Het feit dat het openbaar ministerie onzorgvuldig heeft gehandeld, waardoor het onderzoek langer dan nodig een zware wissel op verdachte heeft getrokken, maakt dit niet anders. De rechtbank doelt hierbij op het nalaten van de officier van justitie om verdachte tijdig op de hoogte te stellen van het feit dat zij niet strafrechtelijk vervolgd zal worden voor de vermeende terrorismefeiten. De rechtbank gaat er zonder meer vanuit dat het gehele strafrechtelijke onderzoek in de afgelopen jaren een zware wissel op verdachte heeft getrokken, en dat verdachte hierdoor ook reputatieschade heeft opgelopen. Deze omstandigheid, ook in onderlinge samenhang bezien met het tijdsverloop en de mogelijke beperkingen bij de waarheidsvinding, kan echter niet leiden tot de zwaarwegende conclusie dat er sprake is van een inbreuk die van dien aard is en zodanig ernstig dat geen sprake meer kan zijn van een eerlijk proces in de zin van artikel 6 EVRM. Dit betekent dat de rechtbank ook niet zal beslissen dat het OM niet-ontvankelijk is in de strafvervolging van verdachte.
De eventuele gevolgen van de hiervoor genoemde omstandigheden zal de rechtbank wel betrekken bij de inhoudelijke beoordeling van de zaak en de uiteindelijke beslissing.
Voeging
De rechtbank beveelt, gehoord de officier van justitie, verdachte en de raadsvrouw ter zitting van 20 april 2023, de voeging van de tegen verdachte bij afzonderlijke dagvaardingen aangebrachte zaken met bovengenoemde parketnummers, omdat de rechtbank van oordeel is dat voeging in het belang van het onderzoek is en er geen redenen zijn om niet te voegen. De rechtbank overweegt dat dit belang met name bestaat in proceseconomische redenen. Een gesplitste behandeling van de twee zaken zal naar verwachting, gelet op de agenda van de rechtbank en andere betrokkenen in deze zaken, niet tot een aanzienlijk spoediger behandeling van de zaak Steenbrasem leiden. De rechtbank zal haar uiterste best doen om beide gevoegde zaken dit jaar inhoudelijk te behandelen.
Getuigenverzoeken
Het verzoek tot het horen van de volgende door de verdediging opgegeven getuigen wordt toegewezen:
1. [getuige 1] ;
2. [getuige 2] ;
3. [getuige 3] ;
4. [getuige 4] ;
5. [getuige 5] ;
6. [getuige 6] ;
7. [getuige 7] .
De officier van justitie heeft zich verzet tegen het horen van de getuigen [getuige 2] en [getuige 3] , en heeft daarbij aangegeven dat deze opsporingsambtenaren in plaats daarvan (eerst) een aanvullend proces-verbaal kunnen opmaken. De rechtbank ziet echter het belang van de verdediging bij het horen van deze getuigen.

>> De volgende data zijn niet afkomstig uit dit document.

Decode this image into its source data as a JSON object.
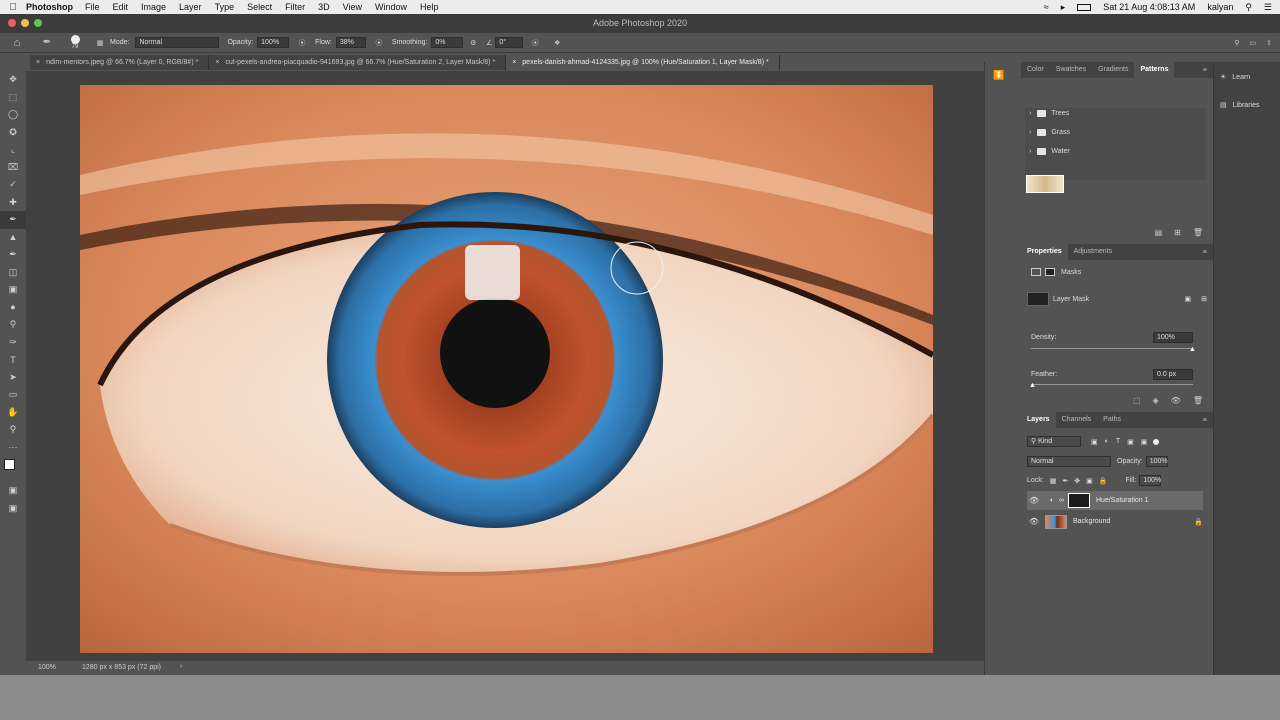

De zaak zal hiertoe naar de rechter-commissaris worden verwezen. De rechtbank zal de wensen van de verdediging honoreren, inhoudende dat er een bepaalde volgorde van het horen van de getuigen zal worden aangehouden en dat de getuigen 2 en 3 aansluitend moeten worden gehoord, zonder dat zij tussendoor onderling contact mogen hebben. De rechtbank zal daarnaast de officier van justitie bevelen om er zorg voor te dragen dat de (inhoud van de) processen-verbaal van verhoor niet aan de getuigen 2 en 3 worden verstrekt, voordat zij door de rechter-commissaris als getuige zijn gehoord.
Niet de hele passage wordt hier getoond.